Nancy Purdy resigned from her position at Finger Lakes Community College as Assistant Vice President, Academic Initiatives in June, according to school president Barbara Risser. Purdy is accused of changing grades and classes over a 13-year period. She was charged and processed by authorities on Thursday night, according to her attorney.
The charges were made public Friday by the Ontario County Sheriff’s Office. FLCC learned of the alleged changes after an employee stumbled on them, Risser said. The school conducted its own internal investigation and alerted authorities to its findings. Purdy resigned in June, at the conclusion of the school’s investigation, after 25 years on the job, Risser said. “There were people who instructed her to do it,” said James Nobles, Purdy’s attorney. “That signed off on it, this was not a singular action. She didn’t do this on her own. This is something that’s been going on for a long time at that school and there were other people involved with it.” Nobles agrees with FLCC that Purdy’s actions were isolated.
They may have affected as many as six students between February 10th 2000 and February 28th 2013, said Risser. “Essentially, it’s a situation where people couldn’t graduate because they had too low of a GPA,” explained Nobles. An “F” grade was changed to a “withdrawal” in cases where students had repeatedly taken classes they were unable to pass, according to Nobles. He said his client did not receive any payment from students for making the changes.
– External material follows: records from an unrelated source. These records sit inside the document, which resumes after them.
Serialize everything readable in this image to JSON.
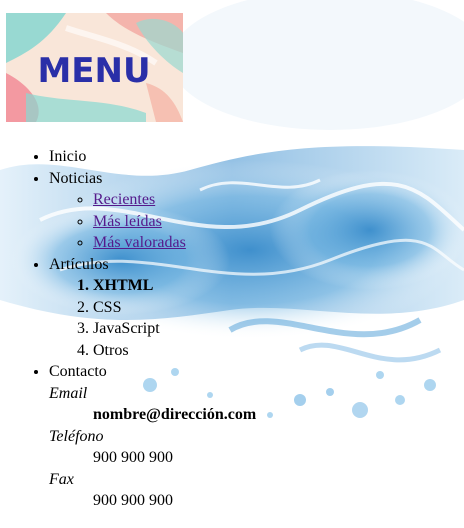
{
  "banner": {
    "text": "MENU"
  },
  "menu": {
    "inicio": "Inicio",
    "noticias": {
      "label": "Noticias",
      "items": [
        "Recientes",
        "Más leídas",
        "Más valoradas"
      ]
    },
    "articulos": {
      "label": "Artículos",
      "items": [
        "XHTML",
        "CSS",
        "JavaScript",
        "Otros"
      ]
    },
    "contacto": {
      "label": "Contacto",
      "email_label": "Email",
      "email_value": "nombre@dirección.com",
      "telefono_label": "Teléfono",
      "telefono_value": "900 900 900",
      "fax_label": "Fax",
      "fax_value": "900 900 900"
    }
  }
}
When Risser was asked by 13WHAM News whether grades were changed to raise or lower grades, Risser said the changes were mixed. She says some students received passing grades, while others received failing grades. Nobles staunchly defended his client, and said that none of the changes resulted in failing grades for students. The news of the criminal charges in the case came as a surprise to students who spoke with 13WHAM News Friday afternoon. “You can’t imagine someone just going and saying, ‘Well, O.K., this person, they are doing O.K., but I’m going to give them a better grade, or I’m going to fail them,’ because I don’t feel that that’s alright,” said Benjamin McClure. The school is in the midst of an audit examining grade changes that have gone into its system, according to Risser. FLCC has also changed the way grade changes occur. A faculty member must fill out a form, and only three people in the Registrar’s office are permitted to make changes, said Risser. “I don’t think it bothers me because she isn’t here anymore and they changed the policies,” said Elizabeth Merklinger, an FLCC student.